Urban air mobility (UAM) operations provide the potential for more, or more attractive, trips in a metropolitan area relative to wholly surface-based transportation. But the emissions produced by a UAM mode must be studied in relation to these benefits. In this paper, an emissions model for the UAM context using electric vertical takeoff and landing (eVTOL) aircraft is developed that incorporates CO₂ gases emitted from the electricity production required to charge the vehicle batteries. The model quantifies trip emissions using UAM for part or all of the trip and compares these with automobile-based trips. The estimations consider using gasoline and electric automobiles, with the impact of autonomy and average ground speeds in traffic. Trip case studies in the Chicago and Dallas metropolitan areas showcase the regional differences when using UAM and different automobile technology scenarios. In particular, differences stemming from how electricity generation from power grids (i.e., grid emission index) contributes to CO₂ emissions of eVTOL trips and electric automobile trips in the Chicago and Dallas metropolitan areas are computed. This paper introduces trip properties called the surface-to-air distance ratio and the detour ratio to understand how they influence the CO₂ emissions of a trip. Results from the simulation on identified trip cases in Chicago and Dallas illustrate the significant impact of the grid emission index of a region’s power plant on the emissions of electric vehicles.

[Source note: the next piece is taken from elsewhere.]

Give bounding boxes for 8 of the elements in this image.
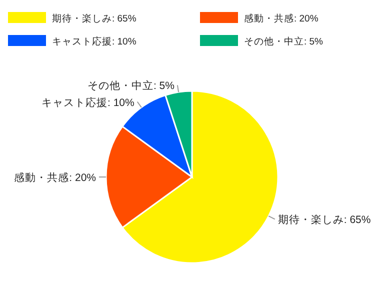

与完全基于地面的交通方式相比，城市空中交通（UAM）运营在大都市地区提供了更多或更具吸引力的出行潜力。但是，必须针对这些益处来研究UAM模式产生的排放。在本文中，开发了使用电动垂直起降（eVTOL）飞机的UAM背景下的排放模型，该模型结合了CO ₂电力生产所产生的气体需要给车辆电池充电。该模型使用UAM对部分或全部行程进行量化，并将其与基于汽车的行程进行比较。该估算考虑使用汽油和电动汽车，这会影响自主性和交通中的平均地面速度。芝加哥和达拉斯市区的旅行案例研究显示了使用UAM和不同汽车技术方案时的地区差异。尤其是，电网产生的电量（即电网排放指数）对CO _2的贡献所产生的差异计算了芝加哥和达拉斯市区的eVTOL行程和电动汽车行程的排放量。本文介绍了行程属性，称为地对空距离比和and回比，以了解它们如何影响行程的CO ₂排放。对芝加哥和达拉斯已确定的出行情况的仿真结果表明，该地区发电厂的电网排放指数对电动汽车的排放产生了重大影响。